Phase 2) Code generation:
We will build a code of size $$$2n - 1$$$ as follows
Set $$$code = []$$$ (empty vector)
For each level (from the deepest level). Traverse all the nodes $$$u$$$ of this level using the sorted order of their labels (from phase 1). And append all the labels of $$$childrenCode[u]$$$ to $$$code$$$. Also append a special integer to separate the "partial codes" of each node. We can append 0 as we haven't used this integer.
The code has size $$$2n - 1$$$ because each node will append 0 (so we have $$$n$$$ zeroes) and each node will have its label appended by its parent, except from the root that has no parent (so $$$n - 1$$$ more integers).

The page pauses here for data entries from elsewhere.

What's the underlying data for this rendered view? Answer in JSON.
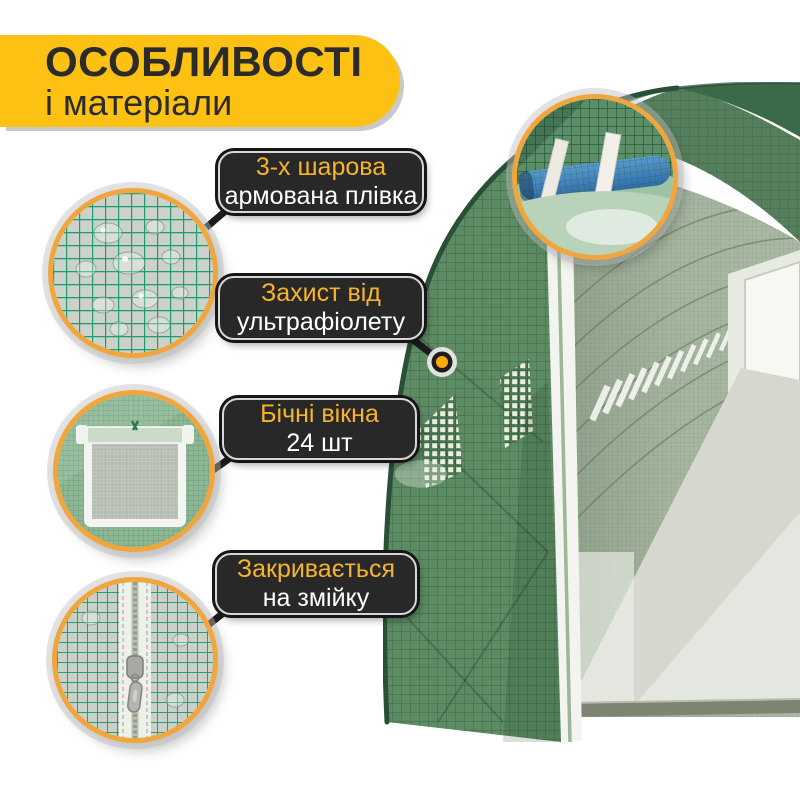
{
  "header": {
    "title": "ОСОБЛИВОСТІ",
    "subtitle": "і матеріали"
  },
  "callouts": [
    {
      "line1": "3-х шарова",
      "line2": "армована плівка"
    },
    {
      "line1": "Захист від",
      "line2": "ультрафіолету"
    },
    {
      "line1": "Бічні вікна",
      "line2": "24 шт"
    },
    {
      "line1": "Закривається",
      "line2": "на змійку"
    }
  ],
  "details": [
    "reinforced-film-droplets-photo",
    "side-window-photo",
    "zipper-photo",
    "frame-pipe-photo"
  ],
  "colors": {
    "banner_yellow": "#FCC112",
    "label_background": "#282828",
    "label_accent_text": "#F7B42B",
    "label_white_text": "#FFFFFF",
    "dot_accent": "#FFAB03",
    "circle_border_orange": "#F0A63C",
    "greenhouse_green": "#5D8B64"
  }
}
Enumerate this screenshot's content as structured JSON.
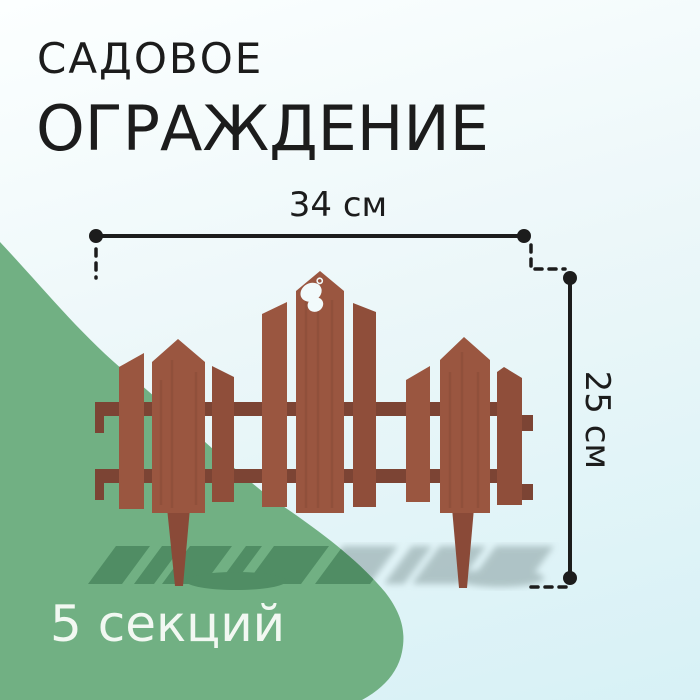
{
  "title": {
    "line1": "САДОВОЕ",
    "line2": "ОГРАЖДЕНИЕ"
  },
  "dimensions": {
    "width_label": "34 см",
    "height_label": "25 см"
  },
  "footer": {
    "sections_label": "5 секций"
  },
  "illustration": {
    "label": "garden-fence-with-picket-sections",
    "decor_icon": "butterfly-icon"
  },
  "theme": {
    "bg_top": "#fcffff",
    "bg_mid": "#ecf7f9",
    "bg_bottom": "#d7f1f6",
    "green_blob": "#71b083",
    "green_shadow": "#4d8a61",
    "gray_shadow": "#a3b8ba",
    "ink": "#1c1c1c",
    "text_light": "#f2f8f2",
    "fence_brown": "#9a5640",
    "fence_brown_alt": "#8f4e3a",
    "fence_rail": "#7c4434",
    "fence_stake": "#8a4a38",
    "cutout": "#f2fafb"
  }
}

And the overall complexity is $$$O(n log n)$$$ because the sum of sizes of all the vectors that we sort is $$$O(n)$$$ instead of $$$O(n^2)$$$ in the naive algorithm.
Here is my implementation to encode a rooted tree (for unrooted tree just encode for each centroid). I hope it helps.
Thank you for devoting your time to answer. The algorithm I came up with is pretty much what you described, except to achieve good complexity what I do is; at each node, I sort all the strings corresponding to small subtrees and merge them, I just dont touch the heavy subtree (if there is one, then I just reuse the string corresponding to heavy subtree without copying it). I think this trick is called just "merge small onto large" or something, I am not sure. Tbh now that I look at my algorithm I think a bound tighter than O(n * log^2(n)) may be possible. I cant come up with a tree when the complexity is as bad as n*log^2(n). Definitely n*log(n) is a lower bound. I feel like n*log(n) is the real upper bound as well.
What you said totally makes sense though. We can just give ranks to nodes, and compare the ranks of the children, we dont need whole subtrees.
I did the first approach but avoided the $$$n^2\log n$$$ complexity by comparing the strings with hashes as well. I got a pretty bad constant but I think it can be improved.